More information: NTLDStatsLogo.png

.net is a generic top-level domain in the Internet Domain Name System managed and operated by Verisign, a recognized leader in Internet security and performance structure.[1] At present, .net is the world's third most-registered top-level domain, with Germany's ccTLD, .de, in second place.[2][3][4]

Verisign has been running .com and .net with 100% operational accuracy and stability for more than 15 years.[5] By the end of quarter 2 of 2012, Verisign had 240 million domain names over all of the TLDs it operates, with .com and .net holding 49% of the TLD market share, a drop of 2% from quarter 1.[6]


.net was originally intended for Internet-referential purposes, though there are no current restrictions limiting it to certain entities. It was introduced in 1985 by IANA, which is responsible for the overall coordination and management of the DNS; the organization was led by Jon Postel at the time. On January 28, 1986, the entities overseeing the DNS met and restructured its makeup to correspond to 8 TLDs, including .net, the others are: .gov (government), .edu (American higher education), .mil (American military), .org (organization), .int (international, specifically NATO relations), .com (commercial purposes), .bitnet (computers on the BITNET network).[7][8]

ICANN approved Verisign's application to be the registry operator of the .net top-level domain name on May 25, 2001.[9] The .net agreement was most recently renewed in June, 2011, for another 6 years. It was a presumptive renewal given that Verisign only had to prove that it was meeting certain criteria to receive approval.[10]

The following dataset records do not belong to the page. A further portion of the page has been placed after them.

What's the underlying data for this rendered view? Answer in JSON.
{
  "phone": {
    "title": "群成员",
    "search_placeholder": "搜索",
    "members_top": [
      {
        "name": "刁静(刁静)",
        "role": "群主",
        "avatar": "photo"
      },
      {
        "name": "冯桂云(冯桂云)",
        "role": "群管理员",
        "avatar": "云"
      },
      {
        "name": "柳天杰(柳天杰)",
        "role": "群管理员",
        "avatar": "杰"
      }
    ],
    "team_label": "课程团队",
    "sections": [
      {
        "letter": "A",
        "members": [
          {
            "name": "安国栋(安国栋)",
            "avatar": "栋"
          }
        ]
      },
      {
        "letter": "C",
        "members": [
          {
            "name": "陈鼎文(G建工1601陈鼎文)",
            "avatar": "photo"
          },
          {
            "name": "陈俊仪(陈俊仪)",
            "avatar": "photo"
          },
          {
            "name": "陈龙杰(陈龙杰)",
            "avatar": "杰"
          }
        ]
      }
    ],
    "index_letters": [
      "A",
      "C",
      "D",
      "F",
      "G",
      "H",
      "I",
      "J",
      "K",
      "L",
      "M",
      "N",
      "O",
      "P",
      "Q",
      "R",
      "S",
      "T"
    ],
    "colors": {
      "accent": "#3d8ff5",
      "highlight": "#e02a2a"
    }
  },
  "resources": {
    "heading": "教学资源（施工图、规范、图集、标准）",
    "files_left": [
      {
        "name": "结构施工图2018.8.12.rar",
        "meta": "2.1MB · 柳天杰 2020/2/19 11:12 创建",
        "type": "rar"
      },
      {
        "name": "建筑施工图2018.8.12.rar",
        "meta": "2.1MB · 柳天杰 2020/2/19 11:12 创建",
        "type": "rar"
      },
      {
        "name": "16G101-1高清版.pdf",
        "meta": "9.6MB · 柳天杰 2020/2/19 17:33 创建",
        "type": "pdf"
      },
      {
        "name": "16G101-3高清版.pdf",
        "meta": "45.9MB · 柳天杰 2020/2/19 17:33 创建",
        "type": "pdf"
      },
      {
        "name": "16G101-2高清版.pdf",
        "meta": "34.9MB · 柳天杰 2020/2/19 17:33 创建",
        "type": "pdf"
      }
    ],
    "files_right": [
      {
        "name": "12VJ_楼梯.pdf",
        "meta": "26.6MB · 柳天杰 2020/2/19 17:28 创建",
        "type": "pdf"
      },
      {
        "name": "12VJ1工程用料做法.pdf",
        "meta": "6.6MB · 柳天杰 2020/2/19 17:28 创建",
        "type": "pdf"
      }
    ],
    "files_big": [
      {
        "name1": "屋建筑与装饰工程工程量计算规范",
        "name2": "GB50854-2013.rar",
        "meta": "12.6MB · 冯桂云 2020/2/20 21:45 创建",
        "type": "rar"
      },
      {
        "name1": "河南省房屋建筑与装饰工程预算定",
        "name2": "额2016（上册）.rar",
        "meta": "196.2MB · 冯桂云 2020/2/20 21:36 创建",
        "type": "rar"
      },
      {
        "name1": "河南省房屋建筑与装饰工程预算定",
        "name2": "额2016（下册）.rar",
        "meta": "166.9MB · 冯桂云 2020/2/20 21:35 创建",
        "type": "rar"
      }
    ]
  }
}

U.S. Seizures of Domain Names

The U.S. government has stated that because .net's registry operator, Verisign, is based in the United States, it has the right to seize any .net domain names at any time. The government goes straight to the registry in cases where the domain name is foreign, as foreign registrars are not required to comply with U.S. law. By early 2012, the government had seized 750 domain names like this, most registered through foreign registrars. Usually, the domain names are redirected at the DNS level to a U.S. government IP address that informs visitors that the site has been seized. Recently Bodog.com was targeted because federal law in the United States makes it illegal to offer online sports wagering and to payoff online bets, although online gambling isn’t illegal globally. The domain name was registered through a Canadian registrar, but the United States closed the site without any intervention from Canadian authorities or companies.[11]